Published online by Cambridge University Press: 20 January 2022
Chapter One discusses some of the ways in which Britain's welfare regime differs from that of the United States. These differences are important, but they have not prevented what Robert Walker (1998) has termed the “Americanisation” of the British welfare debate. Indeed there is now an extensive literature on the impact of American ideas upon New Labour thinking on welfare reform, especially its welfare-to-work programmes (Theodore and Peck, 1998; White, 1998; King and Wickham-Jones, 1999). More than anything else, this Americanisation has served to heighten New Labour's preoccupation with the problem of welfare dependency. It has meant that the British debate is less dominated by economic considerations than it would otherwise have been and more concerned with issues of individual responsibility and personal behaviour. In this way the American influence has enhanced and sustained a moralism that the New Labour government shares with its Conservative predecessors, but which distinguishes it from previous Labour governments – and indeed from social democratic governments in continental Europe (Deacon, 2000).
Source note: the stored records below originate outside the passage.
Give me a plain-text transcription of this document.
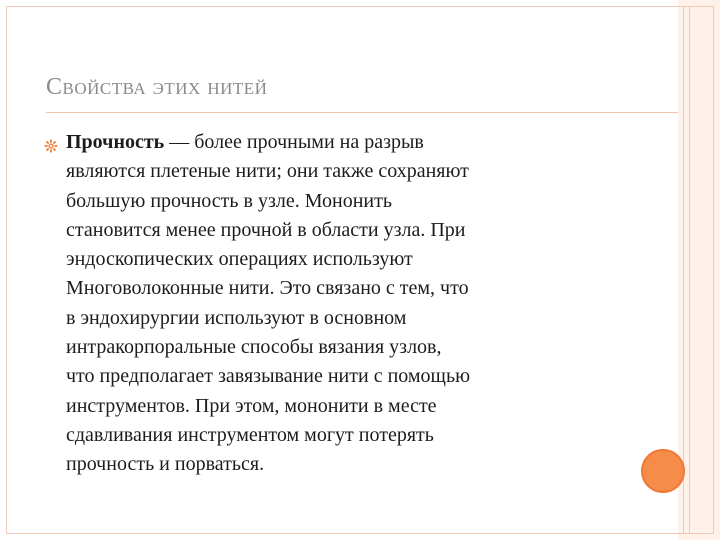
Свойства этих нитей

Прочность — более прочными на разрыв
являются плетеные нити; они также сохраняют
большую прочность в узле. Мононить
становится менее прочной в области узла. При
эндоскопических операциях используют
Многоволоконные нити. Это связано с тем, что
в эндохирургии используют в основном
интракорпоральные способы вязания узлов,
что предполагает завязывание нити с помощью
инструментов. При этом, мононити в месте
сдавливания инструментом могут потерять
прочность и порваться.
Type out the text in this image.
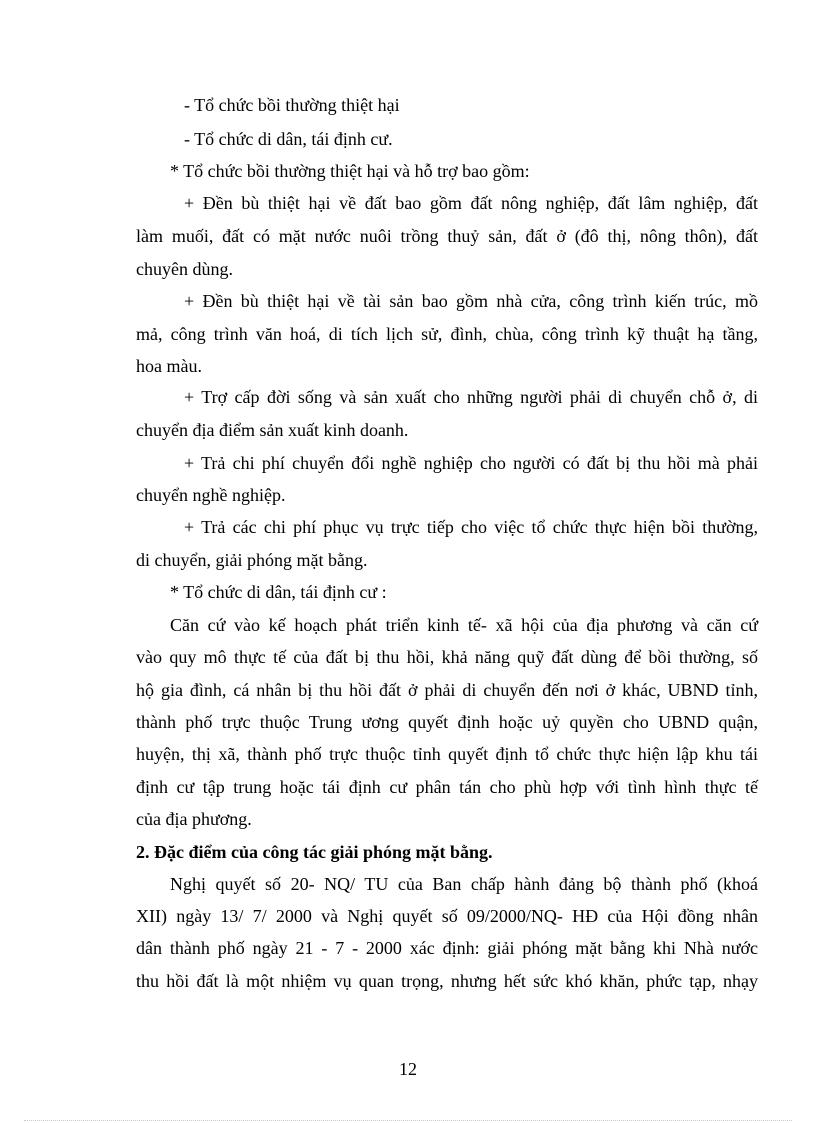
- Tổ chức bồi thường thiệt hại
- Tổ chức di dân, tái định cư.
* Tổ chức bồi thường thiệt hại và hỗ trợ bao gồm:
+ Đền bù thiệt hại về đất bao gồm đất nông nghiệp, đất lâm nghiệp, đất
làm muối, đất có mặt nước nuôi trồng thuỷ sản, đất ở (đô thị, nông thôn), đất
chuyên dùng.
+ Đền bù thiệt hại về tài sản bao gồm nhà cửa, công trình kiến trúc, mồ
mả, công trình văn hoá, di tích lịch sử, đình, chùa, công trình kỹ thuật hạ tầng,
hoa màu.
+ Trợ cấp đời sống và sản xuất cho những người phải di chuyển chỗ ở, di
chuyển địa điểm sản xuất kinh doanh.
+ Trả chi phí chuyển đổi nghề nghiệp cho người có đất bị thu hồi mà phải
chuyển nghề nghiệp.
+ Trả các chi phí phục vụ trực tiếp cho việc tổ chức thực hiện bồi thường,
di chuyển, giải phóng mặt bằng.
* Tổ chức di dân, tái định cư :
Căn cứ vào kế hoạch phát triển kinh tế- xã hội của địa phương và căn cứ
vào quy mô thực tế của đất bị thu hồi, khả năng quỹ đất dùng để bồi thường, số
hộ gia đình, cá nhân bị thu hồi đất ở phải di chuyển đến nơi ở khác, UBND tỉnh,
thành phố trực thuộc Trung ương quyết định hoặc uỷ quyền cho UBND quận,
huyện, thị xã, thành phố trực thuộc tỉnh quyết định tổ chức thực hiện lập khu tái
định cư tập trung hoặc tái định cư phân tán cho phù hợp với tình hình thực tế
của địa phương.
2. Đặc điểm của công tác giải phóng mặt bằng.
Nghị quyết số 20- NQ/ TU của Ban chấp hành đảng bộ thành phố (khoá
XII) ngày 13/ 7/ 2000 và Nghị quyết số 09/2000/NQ- HĐ của Hội đồng nhân
dân thành phố ngày 21 - 7 - 2000 xác định: giải phóng mặt bằng khi Nhà nước
thu hồi đất là một nhiệm vụ quan trọng, nhưng hết sức khó khăn, phức tạp, nhạy
12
It follows from this that there are now important commonalities between the British and American approaches to welfare reform. They have both been formulated in response to conservative critiques of welfare, and both seek to reach an accommodation with aspects of those critiques. In consequence, the central features of welfare reform in both countries have been an emphasis upon the obligations rather than the rights of welfare claimants, the introduction of work requirements, and the attempt to ‘make work pay’. Both approaches have been influenced strongly by the evidence of so-called dynamic analyses of welfare and incomes, and both have sought to address popular anxieties about welfare. Most importantly, the two approaches share a common perception of the purpose of welfare reform, and draw upon and articulate similar understandings of human nature and of the relationship between welfare and human behaviour (Deacon, 2002). It is these similarities that make it reasonable to talk of policy transfer between the two countries, despite the different institutional and cultural contexts within which those policies operate.
There is, however, one significant difference between the objectives of welfare reform in Britain and the US. This is the commitment that New Labour has made to the immediate reduction and eventual elimination of child poverty.